Here is a round-up of exhibitions in Paris starting in September 2015. Check out my Cultural Calendar page to see a large selection of exhibitions currently on!
There are some intriguing exhibitions opening this month. I'm especially excited about the Elisabeth Vigée Le Brun retrospective at the Grand Palais and the exhibition on representations of prostitution at the Musée d'Orsay. And the Louvre's exhibition should be spectacular, as it will be a pluridisciplinary show with contemporary artists displayed near objects from different periods.
Musée du Louvre (Paris 1er): This exhibition is based on the book by Jacques Attali of the same name, published in 2006. Pluridisciplinary, it brings a number of contemporary artists into a dialogue with noteworthy works from different eras, retracing in the present an account of the past conducive to a clearer view of the future.
Grand Palais (Paris 8e): This first retrospective devoted to the works of Elisabeth Louise Vigée Le Brun presents an artist whose life stretched from the reign of Louis XV to that of Louis-Philippe (one of the most eventful and turbulent periods in European and above all French history of modern times).
Musée d'Orsay (Paris 7e): The first major show on the subject of prostitution, this exhibition attempts to retrace the way French and foreign artists, fascinated by the people and places involved in prostitution, have constantly sought to find new pictorial resources for depicting the realities and fantasies it implied.
Les Arts Décoratifs (Paris 1er): This major event will bring together more than 700 works of art by 150 artists, artisans, designers, fashion designers and graphic designers in almost all of the museum’s temporary exhibition spaces.
Musée du Luxembourg (Paris 6e): According to the Goncourt brothers, the eighteenth century was an era of seduction, love and intrigue, and Jean-Honoré Fragonard (1732-1806) might have been its main illustrator, if not its main agent.
Musée Marmottan Monet (Paris 16e): This exhibition presents artworks from the prestigious collection of the Swiss couple Arthur and Hedy Hahnloser.
Institut du Monde Arabe (Paris 5e): The objects will be drawn largely from the last seven years of underwater excavations at the ancient cities of Thonis-Heracleion and Canopus off the coast of Egypt. The selection will be supplemented by 40 artefacts from museums in Cairo and Alexandria.
So many exhibitions to visit before the end of the month! I am really intriguided by the exhibition on contemporary stained glass at the Cité de l'Architecture et du Patrimoine, as well as the three photography exhibitions on at the Jeu de Paume. I also want to visit the exhibition on the Inca Empire and the conquistadors! The exhibition on 'exotic' beverages at the Musée Cognacq-Jay is definitely worth a visit.

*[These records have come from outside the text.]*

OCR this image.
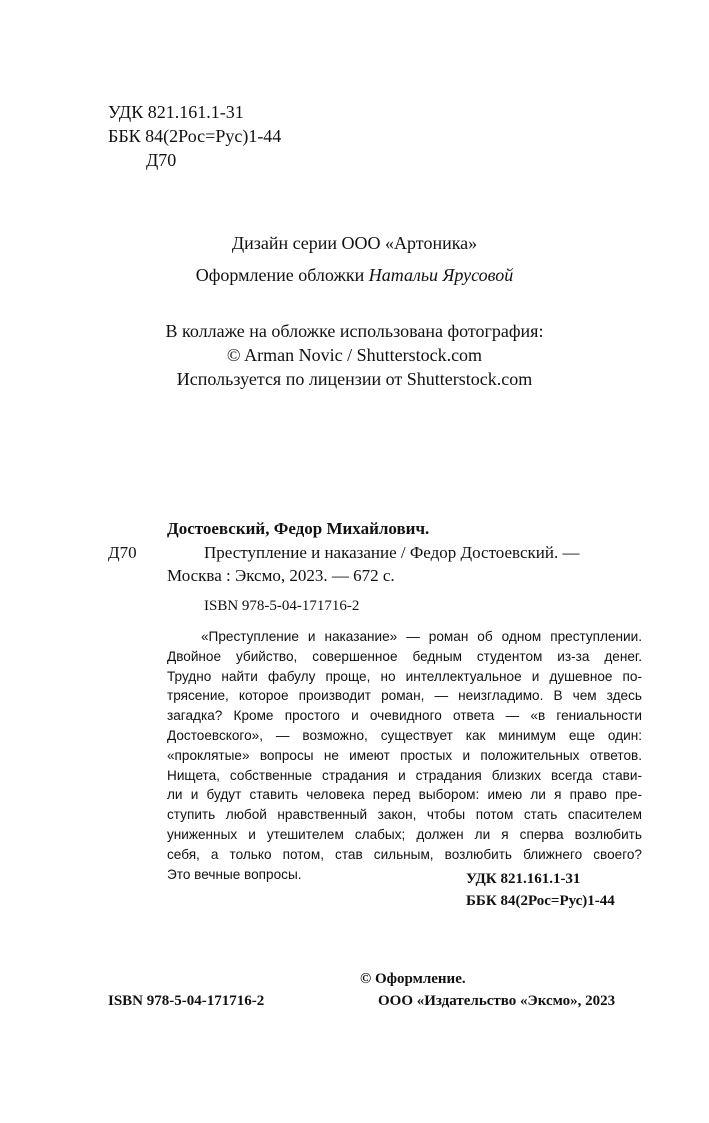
УДК 821.161.1-31
ББК 84(2Рос=Рус)1-44
Д70
Дизайн серии ООО «Артоника»
Оформление обложки Натальи Ярусовой
В коллаже на обложке использована фотография:
© Arman Novic / Shutterstock.com
Используется по лицензии от Shutterstock.com
Достоевский, Федор Михайлович.
Д70	Преступление и наказание / Федор Достоевский. —
Москва : Эксмо, 2023. — 672 с.
ISBN 978-5-04-171716-2
«Преступление и наказание» — роман об одном преступлении.
Двойное убийство, совершенное бедным студентом из-за денег.
Трудно найти фабулу проще, но интеллектуальное и душевное по-
трясение, которое производит роман, — неизгладимо. В чем здесь
загадка? Кроме простого и очевидного ответа — «в гениальности
Достоевского», — возможно, существует как минимум еще один:
«проклятые» вопросы не имеют простых и положительных ответов.
Нищета, собственные страдания и страдания близких всегда стави-
ли и будут ставить человека перед выбором: имею ли я право пре-
ступить любой нравственный закон, чтобы потом стать спасителем
униженных и утешителем слабых; должен ли я сперва возлюбить
себя, а только потом, став сильным, возлюбить ближнего своего?
Это вечные вопросы.	УДК 821.161.1-31
ББК 84(2Рос=Рус)1-44
ISBN 978-5-04-171716-2
© Оформление.
ООО «Издательство «Эксмо», 2023
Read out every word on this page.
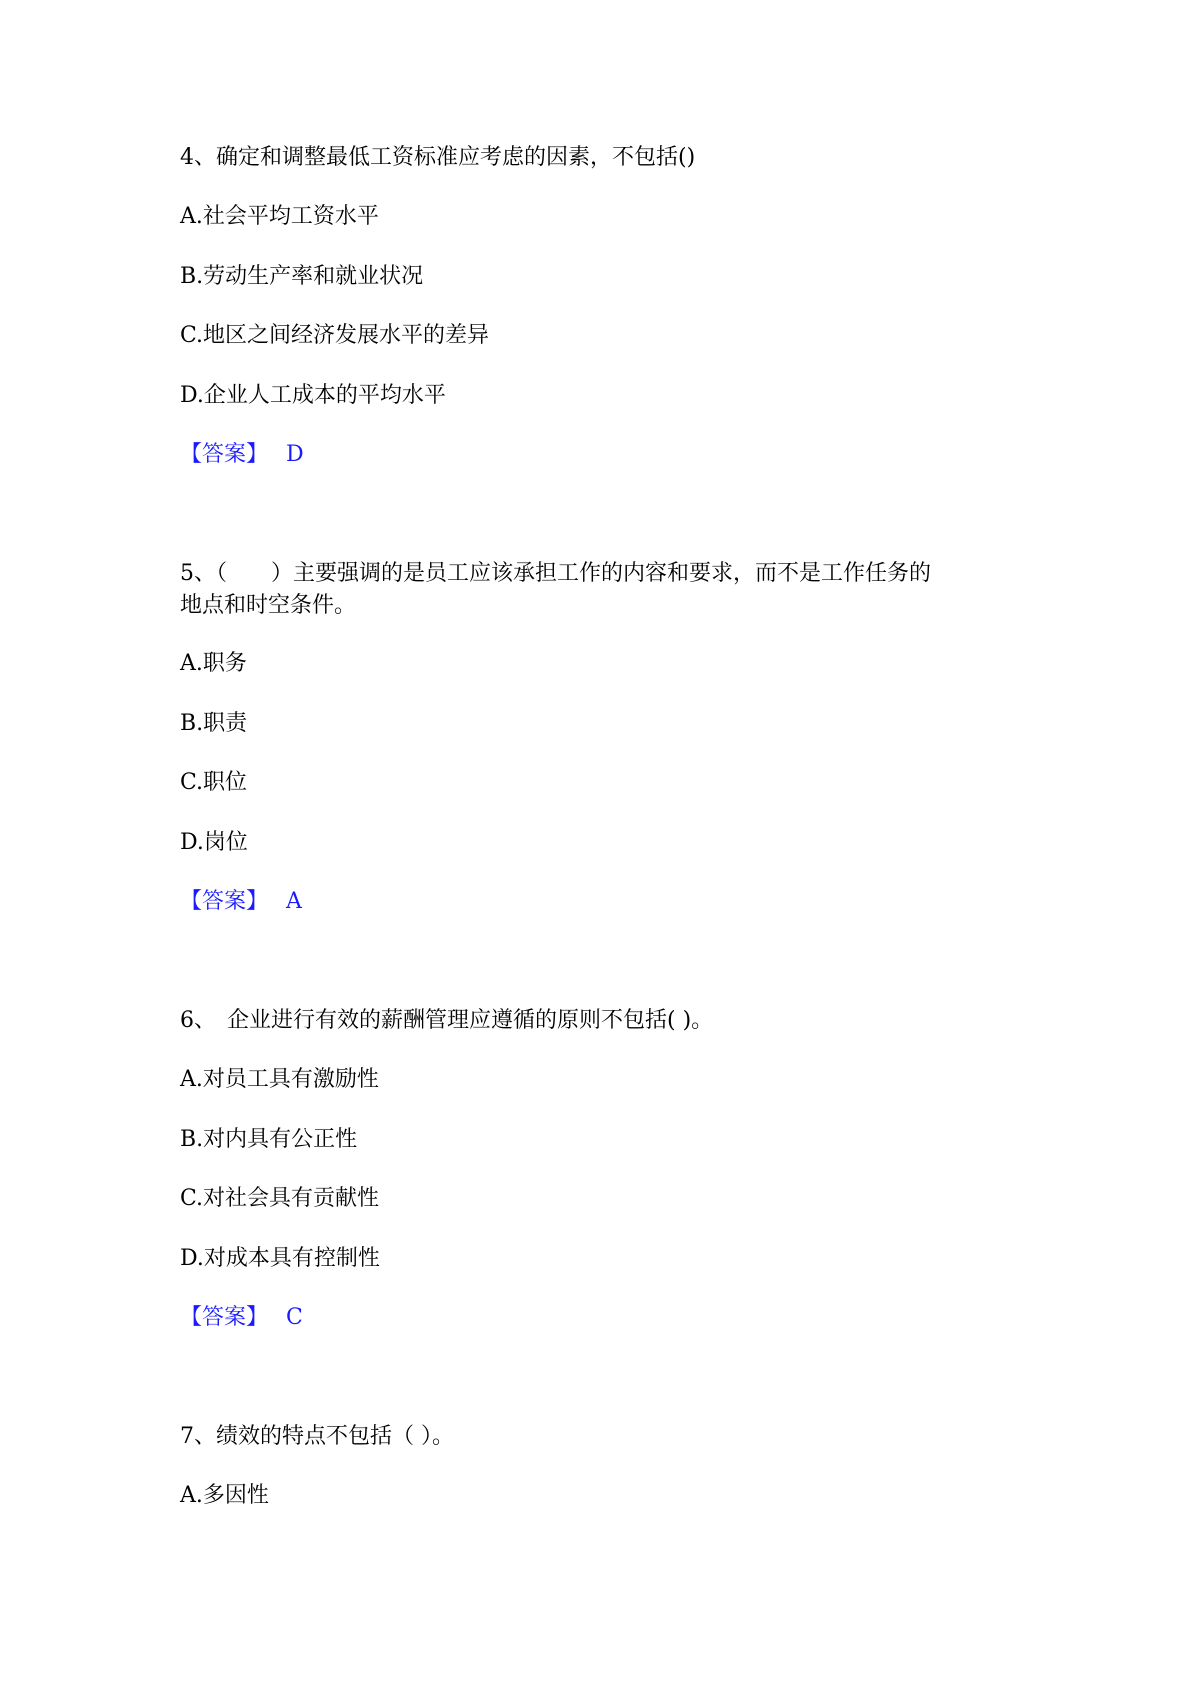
4、确定和调整最低工资标准应考虑的因素，不包括()
A.社会平均工资水平
B.劳动生产率和就业状况
C.地区之间经济发展水平的差异
D.企业人工成本的平均水平
【答案】 D
5、（　　）主要强调的是员工应该承担工作的内容和要求，而不是工作任务的
地点和时空条件。
A.职务
B.职责
C.职位
D.岗位
【答案】 A
6、　企业进行有效的薪酬管理应遵循的原则不包括( )。
A.对员工具有激励性
B.对内具有公正性
C.对社会具有贡献性
D.对成本具有控制性
【答案】 C
7、绩效的特点不包括（ ）。
A.多因性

Musée du quai Branly (Paris 7e): Through the portraits of the Inca Atahualpa and the Conquistador Francisco Pizarro, the exhibition presents the key events in the conquest of the Inca Empire and describes the encounter between two worlds.
Jeu de Paume (Paris 8e): For over one year, Khvay Samnang repeatedly returned to Rattanakiri, Cambodia’s northeastern highland province, to survey the altered environment—from the remaining villages to the strategic clearings, from rubber tree saplings to mature plantations.
Jeu de Paume (Paris 8e): Germaine Krull is at once one of the best-known figures in the history of photography, by virtue of her role in the avant-garde's from 1920 to 1940, and a pioneer of modern photojournalism.
Jeu de Paume (Paris 8e): Valérie Jouve's photographic and film work is rooted in the alchemy between bodies and space, humanity and the urban landscape.
Musée Cognacq-Jay (Paris 3e): This exhibition proposes a new way of looking at 18th century "exotic" beverages, from rituals to daily life, by presenting artworks from emblematic artists and objects.
Cité de l'Architecture et du Patrimoine (Paris 16e): This exhibition explores contemporary stained glass windows, from 1945 to today.
Musée d'Art et d'Histoire du Judaïsme (Paris 3e): Treasures hidden during World War II in the Venice ghetto are on display.
Cité de l'Architecture et du Patrimoine (Paris 16e): A journey of French architecture as seen through stamps.
Musée d'Orsay (Paris 7e): In Italy in the early twentieth century the decorative arts were used to interpret the desire for progress of a nation that had only just found its unity. Cabinetmakers, ceramicists and glass-makers all worked together with the leading artists, creating a veritable "Italian style".
Mémorial de la Shoah (Paris 4e): To mark the 70th anniversary of the end of WWII and the liberation of the camps by the Allies, this exhibition presents images the Soviets filmed on the entire Eastern front, most of which have never been seen before.
Musée Rodin (Paris 7e): This exhibition explores the sculptor's studio, a veritable laboratory of creation. A unique selection of some 150 plaster and terracotta works will give insight into Rodin's creative process and formal thinking.
Musée de Montmartre (Paris 18e): This exhibition is an invitation to discover the radical and rebellious philosophy of the artists of Montmartre at the beginning of the 20th century.